SONYE 16-55mm F2.8 G
開放F値2.8通しの標準ズームレンズ。そう聞いてから当レンズを手にした時、その小ささと軽さに驚きました。重量はなんと494グラム。APS-C用とはいえ、大三元でこの軽さは魅力です。
そしてソニーのGレンズといえば、品質が約束されていることを意味します。ここで改めてGレンズの開発コンセプトである「3つのG」をご紹介しましょう。それは、「Grace(レンズ本体のデザインも描写性能も優美である)」、「Gather(集光力とそれによるボケとシャープの両立)」、「Gratify(期待と満足に応える)」。つまりGレンズとは、ソニーの光学テクノロジーの粋を極めた高品質レンズのことなのです。
携帯しやすく、かつ、高品質な当レンズを持って、クリスマスムードの街へ飛び出しました。
まず一枚目は、クリスマス当日の風景を閉じ込めたミニチュアの写真です。ひとつひとつ手で塗っているようで、温かみを感じます。賛美歌を歌う人、雪だるま作りを楽しむ子どもたち、おでかけする親子など、みんなクリスマスを楽しんでいて、どこに焦点を合わせるか迷ってしまいました。
青空にそびえる時計塔。尖った時計の針先やその陰に至るまで、非常にキリッとした写りで実に気持ちがいいです。本当にズームレンズなのかと疑いたくなるほど。ところで、時計の文字盤の4時の部分が「IIII」と記されていることにお気づきでしょうか。ご存じのとおり、アラビア数字の4はローマ数字で表すと通常「Ⅳ」です。理由は諸説あるようですが、時計においては「IIII」と表記することが多いそうです。

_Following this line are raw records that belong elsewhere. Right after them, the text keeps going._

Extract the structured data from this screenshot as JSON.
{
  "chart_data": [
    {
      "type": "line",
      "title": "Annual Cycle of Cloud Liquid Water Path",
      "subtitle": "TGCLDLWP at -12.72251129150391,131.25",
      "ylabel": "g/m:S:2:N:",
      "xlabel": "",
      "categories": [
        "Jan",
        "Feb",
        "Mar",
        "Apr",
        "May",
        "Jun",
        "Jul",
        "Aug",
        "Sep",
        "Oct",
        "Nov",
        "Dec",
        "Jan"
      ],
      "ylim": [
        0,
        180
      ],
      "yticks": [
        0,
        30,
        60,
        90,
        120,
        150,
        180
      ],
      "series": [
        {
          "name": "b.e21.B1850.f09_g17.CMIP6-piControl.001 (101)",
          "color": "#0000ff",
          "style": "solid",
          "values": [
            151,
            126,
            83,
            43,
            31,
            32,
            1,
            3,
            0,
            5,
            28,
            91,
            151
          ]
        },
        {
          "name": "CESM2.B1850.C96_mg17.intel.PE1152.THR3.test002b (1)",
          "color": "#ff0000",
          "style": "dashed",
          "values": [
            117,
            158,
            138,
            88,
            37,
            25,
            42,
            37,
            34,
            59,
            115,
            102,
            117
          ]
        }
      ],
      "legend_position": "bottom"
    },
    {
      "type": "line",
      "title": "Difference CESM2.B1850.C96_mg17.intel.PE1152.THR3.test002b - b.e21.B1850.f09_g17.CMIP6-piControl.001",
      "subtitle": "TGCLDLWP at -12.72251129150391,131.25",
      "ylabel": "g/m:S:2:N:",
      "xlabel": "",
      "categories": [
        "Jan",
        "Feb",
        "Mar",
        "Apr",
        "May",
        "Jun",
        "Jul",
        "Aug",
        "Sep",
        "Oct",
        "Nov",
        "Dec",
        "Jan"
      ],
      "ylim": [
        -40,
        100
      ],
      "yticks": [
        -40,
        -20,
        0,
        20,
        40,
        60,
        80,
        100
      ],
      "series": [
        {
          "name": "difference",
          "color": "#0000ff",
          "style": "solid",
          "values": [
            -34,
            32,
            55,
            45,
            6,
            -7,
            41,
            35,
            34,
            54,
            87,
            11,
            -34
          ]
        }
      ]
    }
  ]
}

外国の街並みを再現した水路での撮影。赤いカバーがかかっていましたが、ゴンドラとわかるそのシルエットがひと際優美に目を惹きます。水面に映った橋といい、つい日本にいることを忘れてしまいそうになりました。
冬の代表的な花、シクラメン。青みがかったピンクがきれいに描写されています。開放で撮影し、脇役のアリッサムは少しボカしました。こうして冬でも咲いてくれる花があるおかげで、街が彩られ華やかになるのだなと感じます。
ショーウインドーにおしゃれな丸い缶が整然と並んでいました。どうやら中にはお茶が入っているらしく、各産地の地名が書かれています。この写真をご覧いただくとお分かりになるかと思いますが、絞り開放の望遠端で撮影しても四隅までしっかり解像し、大口径ズームで見られる周辺減光も目立たない優秀な描写です。
NOELとは、クリスマスの季節や歌のこと。兵隊さんにクリスマスとくれば、バレエの「くるみ割り人形」がモチーフだとピンときます。昼間に撮影しても十分かわいいデザインですが、夜に灯りがつきランプとして置かれているところもきっと素敵でしょう。F2.8の明るいレンズですから、夜の撮影もお手の物です。
空飛ぶサンタを開放で撮影しました。APS-Cですが対象物が小さいので合焦範囲が薄く、サンタの目にピントを合わせることに気を使いました。周囲がふんわりとボケて、ファンタジックな雰囲気に。
冬の青空と、ねこじゃらしと、少しの枯草の写真。乾いた空気まで写しとってくれました。ねこじゃらしは、英語ではフォックステイル・グラスと言います。きつねのしっぽのような草とは、言い得て妙です。
キリリとした描写の小型・軽量標準ズーム
結論から言いますと、よくばりな方におすすめのレンズです。まずは、何と言っても高精細な写りが目を引きます。開放F値2.8から得られる綺麗なボケも魅力。35mm換算で24-82.5mmという焦点距離もポイントだと思います。標準域の大三元は通常24-70mmなので、望遠が少し足りないと感じる場面で役に立ちます。さらに、500グラム足らずと軽くコンパクトで携帯性に優れるのですから、常用交換レンズとして文句なしではないでしょうか。風景やポートレートから日常のスナップまで、幅広く活躍してくれるレンズです。